Showing posts with label The Leopard Man. Show all posts
Showing posts with label The Leopard Man. Show all posts

Wednesday, 7 December 2016

Build My Gallows High - film review

Build My Gallows High - also known, but I think less memorably, as Out of the Past - is a classic film noir dating from 1947 that, somehow or other, I've managed to miss all these years. At last I've caught up with it, and I was impressed, not least with the central performance by Robert Mitchum as a man who goes by the name Jeff Bailey.

The film opens with a man arriving at Bailey's gasoline station, and one immediately fears the worst. Bailey has a pretty, innocent girlfriend, and when the newcomer threatens his new-found happiness, he tells her about his past. His real name is Jeff Markham, and he was formerly a partner in a two-man private eye firm. He was hired by Whit Sterling, a rich crook (Kirk Douglas) to find a woman who, he says, shot him and made off with forty thousand dollars. But when he eventually caught up with the missing lady, he fell head over heels for her.

This isn't surprising, because Kathie (Jane Greer) is beautiful and seductive. I can't recall having seen Jane Greer before, but she makes a truly stunning femme fatale. As the plot becomes increasingly complex, her habit of destroying the men who cross her path is utterly compelling. This is a doom-laden film, with superbly concise dialogue.   .

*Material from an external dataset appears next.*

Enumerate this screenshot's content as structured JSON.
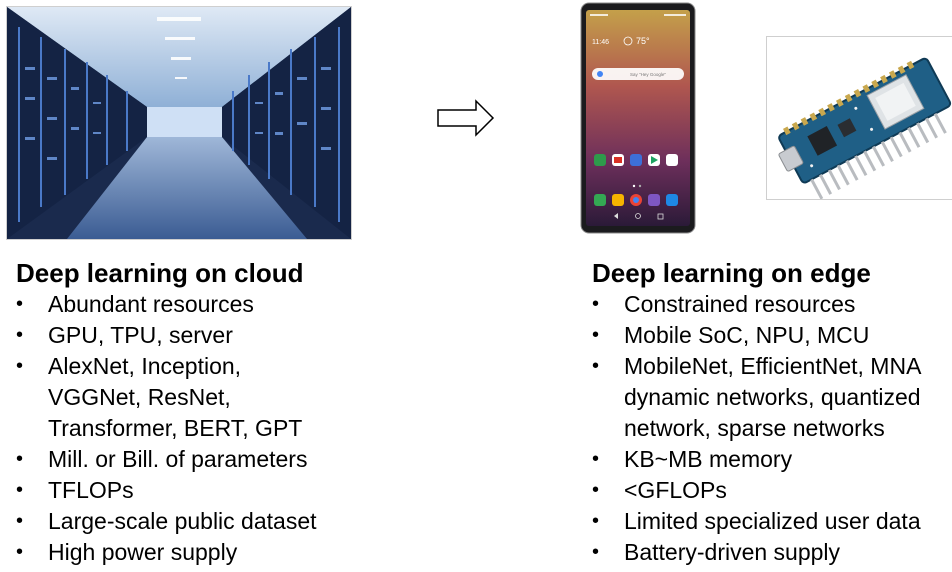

The source material was the final novel written by Daniel Mainwaring (1902-77), published under the name Geoffrey Homes. He also wrote the screenplay, and became more interested in scripting films than in turning out more novels - though I'd guess his earlier books are well worth seeking out. The director of the film was the gifted Jacques Tourneur, whose other work included Cat People and The Leopard Man (based on Black Alibi, an excellent book by Cornell Woolrich). Build My Gallows High was successfully re-made as Against All Odds in 1984; I haven't seen it (though I liked the famous theme song), but I'm keen to watch it now, especially as it features Jane Greer - but not, this time, as a femme fatale.


Monday, 23 April 2012

The Leopard Man

Cornell Woolrich is a writer whose work was ideally suited for adaptation into movies. And this has been widely recognised by succeeding generations of film-makers – Wikipedia lists over 30 films based on his stories. One of the most acclaimed is a low-budget film noir directed byJacques Tourneur and released in 1943 – The Leopard Man. The source book is Black Alibi, published the year before.

It’s classic Woolrich stuff, with sinister imagery, macabre night-time incidents and a pervasive sense of foreboding. Other than the French duo Boileau and Narcejac, I can’t think of anyone who did this sort of thing as well and as consistently as Woolrich. Back in the 1980s, I went through a Woolrich phase, and devoured every story of his I could find, and I still rate him highly. And Tourneur makes good use of the material, with a short but snappy film, not much more than an hour long.

The setting is New Mexico. A young man, Jerry Manning, hires a black leopard as a gimmick to garner publicity for his girlfriend, who is a singer in a night club. A rival singer frightens the animal, and it escapes into the night. When a young girl is found savagely murdered, the leopard is the obvious culprit. But then another young woman is killed, and before long Jerry begins to suspect that a serial killer is at work.

Today, it’s easy to figure out what is going on, but that does not diminish the impact of the film. It’s pretty well made, and even though by modern standards it is scarcely the horrific film it was billed as 70 years ago, it’s still very watchable.